Оставаться на месте, всего в трёхстах саженях от берега, в местах, где орки бродили всегда? – В конце концов, те на них наткнутся. И дай бог, чтобы смерть их была быстрой! После пребывания в башне Ян теперь несколько сомневался в расхожей байке о принадлежности орков к «неразумным и бездушным тварям».

Трапперы порой практиковали временные лагеря, но народу там бывало поболе четырёх калек. Как правило, такие лагеря закладывали два-три прайда. Часто – больше…
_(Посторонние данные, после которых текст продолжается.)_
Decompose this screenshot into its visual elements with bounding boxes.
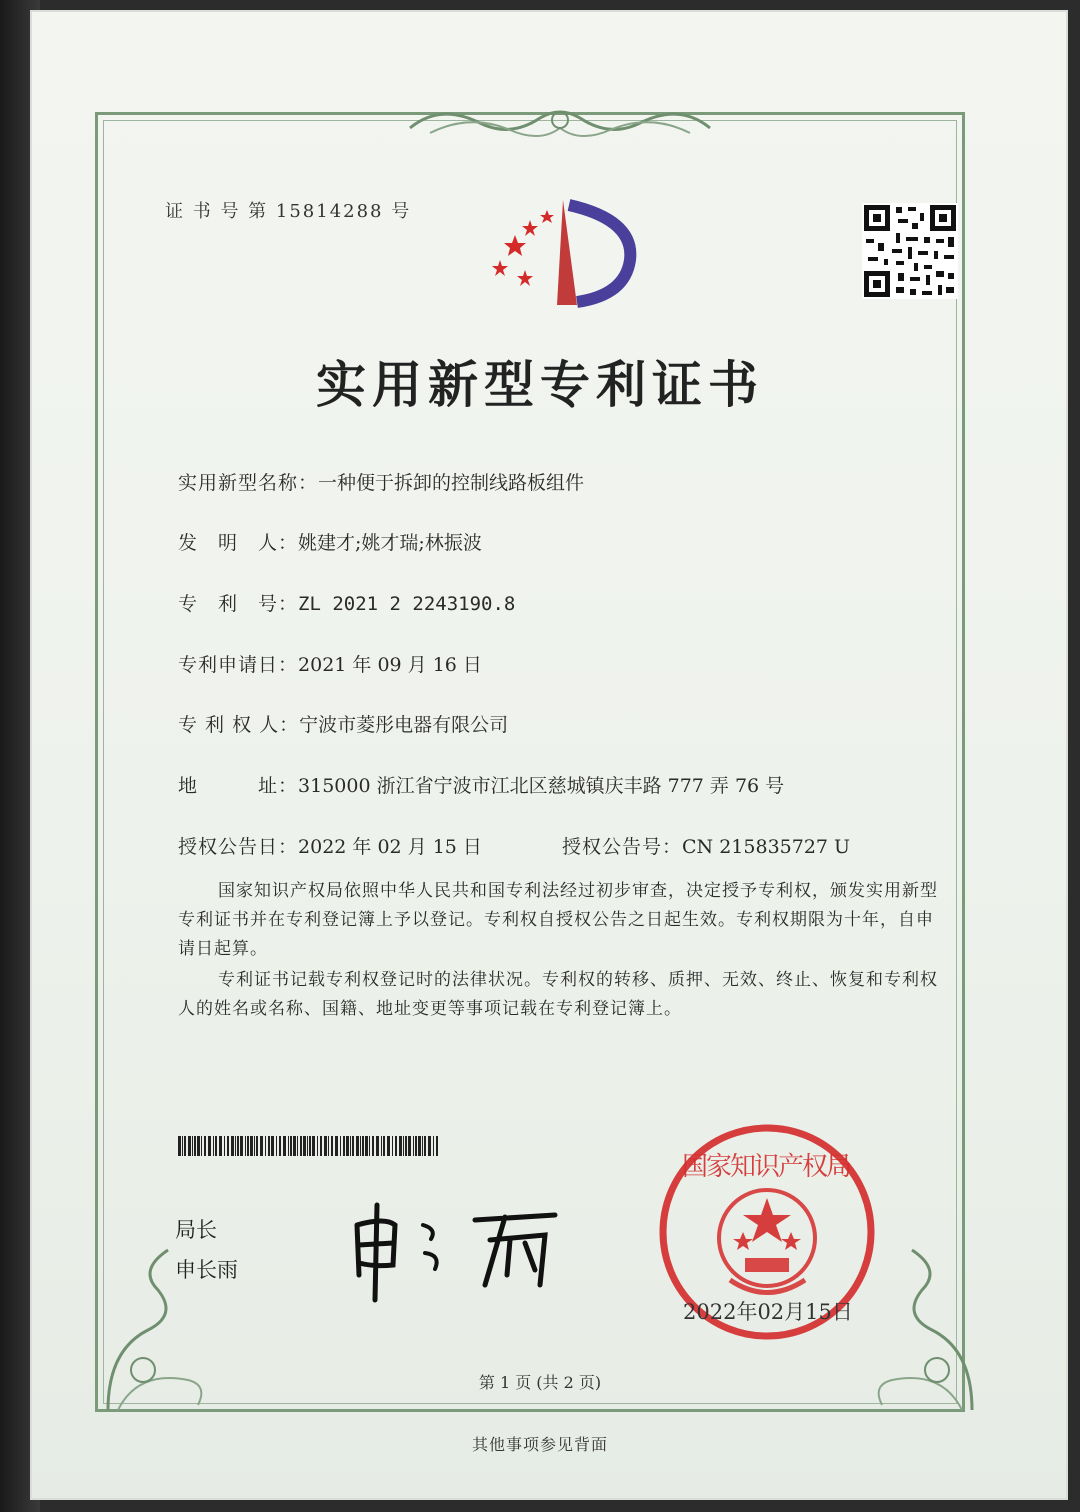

Вдвоём им с Вилли не отбиться. Они и сами далеко не в порядке. Ян в последнем полёте так приложился грудью обо что-то круглое, до сих пор дышать больно. Может и рёбра треснули – кто ж их смотрел…

Он засунул руку в распахнутый ворот кольчуги. Пальцы наткнулись на нечто твёрдое, округлое, покрытое тканью. Ян удивился: что это могло быть такое, он представлял себе весьма смутно. Вытащив наружу увесистый мешочек из тёмно-бурой холстины, несколько мгновений непонимающе его рассматривал.

– Что за…

И тут же вспомнил. Ну да, тогда, в орочьей башне, он что-то схватил со стола – что-то небольшое, но тяжёлое. Это оно и было – «небольшое, но тяжёлое». С туго затянутыми завязками. В калейдоскопичном мелькании последующих событий он и думать забыл о своей нечаянной добыче, а тут, гляди-ка, сама о себе напомнила!

Ян попытался развязать мешочек, но, как ни примерялся к грубой волосяной верёвке, только ногти ободрал. Чертыхнувшись, вытащил из-за сапога короткий нож, поддел верёвку и зло, короткими резкими рывками её расчехвостил. Мешок наконец раскрылся, и стало понятно, отчего прежний хозяин столь туго затянул его – внутренний объем был несколько больше, чем содержавшийся в нём предмет. Когда верёвка спала, из плена грубой орочьей ткани прямо на землю гулко шмякнулся странного, тусклого металла, даже на вид тяжёлый и прочный, диск.